= Clive Lewis (business psychologist) =

British psychologist

Clive Oscar Lewis was a business psychologist and author. He was a workplace mediator in the UK and a frequent commentator on employment and industrial relations issues. He died in 2023.

==Public affairs==
Lewis was interviewed by the BBC to talk about the role mediation could play in the 2009 Royal Mail dispute. In the same year, the Algerian government invited him to give a speech titled "Mediation – The British Perspective", at a conference attended by about 400 members of the Algerian judiciary. He gave similar talks in Jordan and the European Parliament. He was an adviser on the Gibbons Review into UK workplace practices.

He attended a meeting of the All-Party Parliamentary Group for Alternative Dispute Resolution and was honorary secretary for the Civil Mediation Council until 2015. His research on mediation and organisation diagnosis in the National Health Service was shortlisted for an award by the Association for Business Psychology in 2017.

==Local roles==
In 2011, he was awarded the OBE for his work in mediation and for chairing the government commissioned REACH report. He was appointed Deputy Lieutenant of Gloucestershire in 2012. He was a member of the board of governors for the University of the West of England, Bristol.

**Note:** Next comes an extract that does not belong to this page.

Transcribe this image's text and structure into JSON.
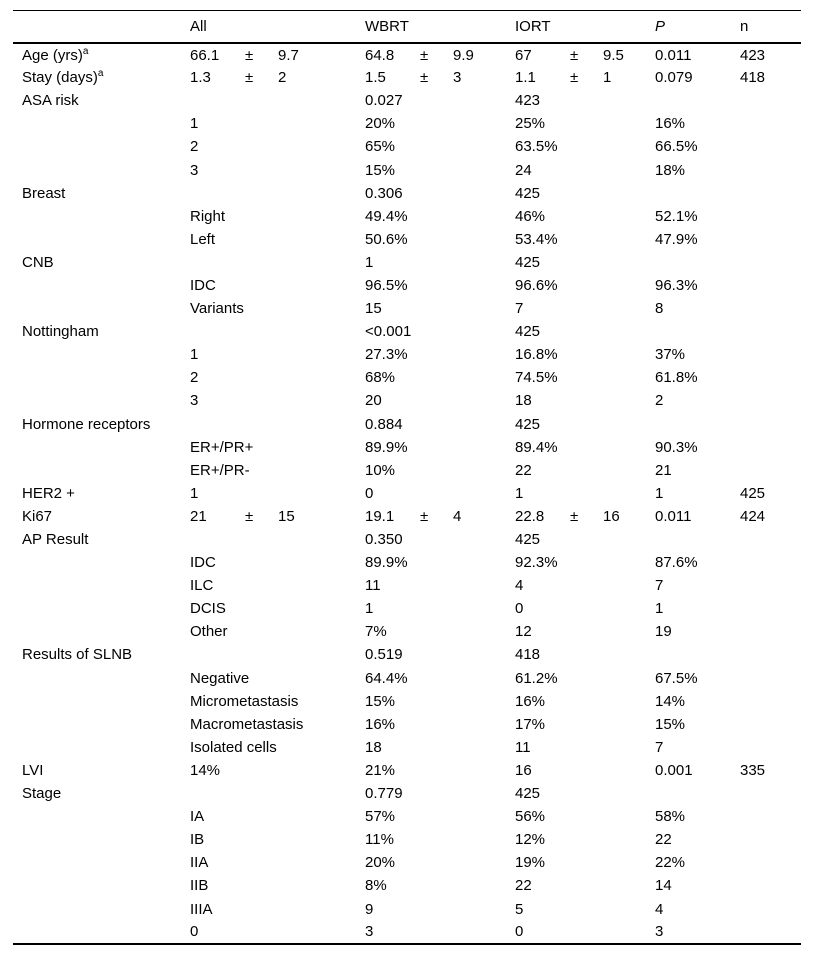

Lewis founded the Bridge Builders Mentoring Scheme in 2014. The scheme focuses on social mobility for boys and girls from disadvantaged backgrounds. He was also founder of the Senior Women’s Lunch held annually at the House of Lords.

==Publications==
He authored 14 books, including How to Master Workplace and Employment Mediation, published by Bloomsbury in 2015. His book on tackling difficult conversations was featured in the Sunday Times.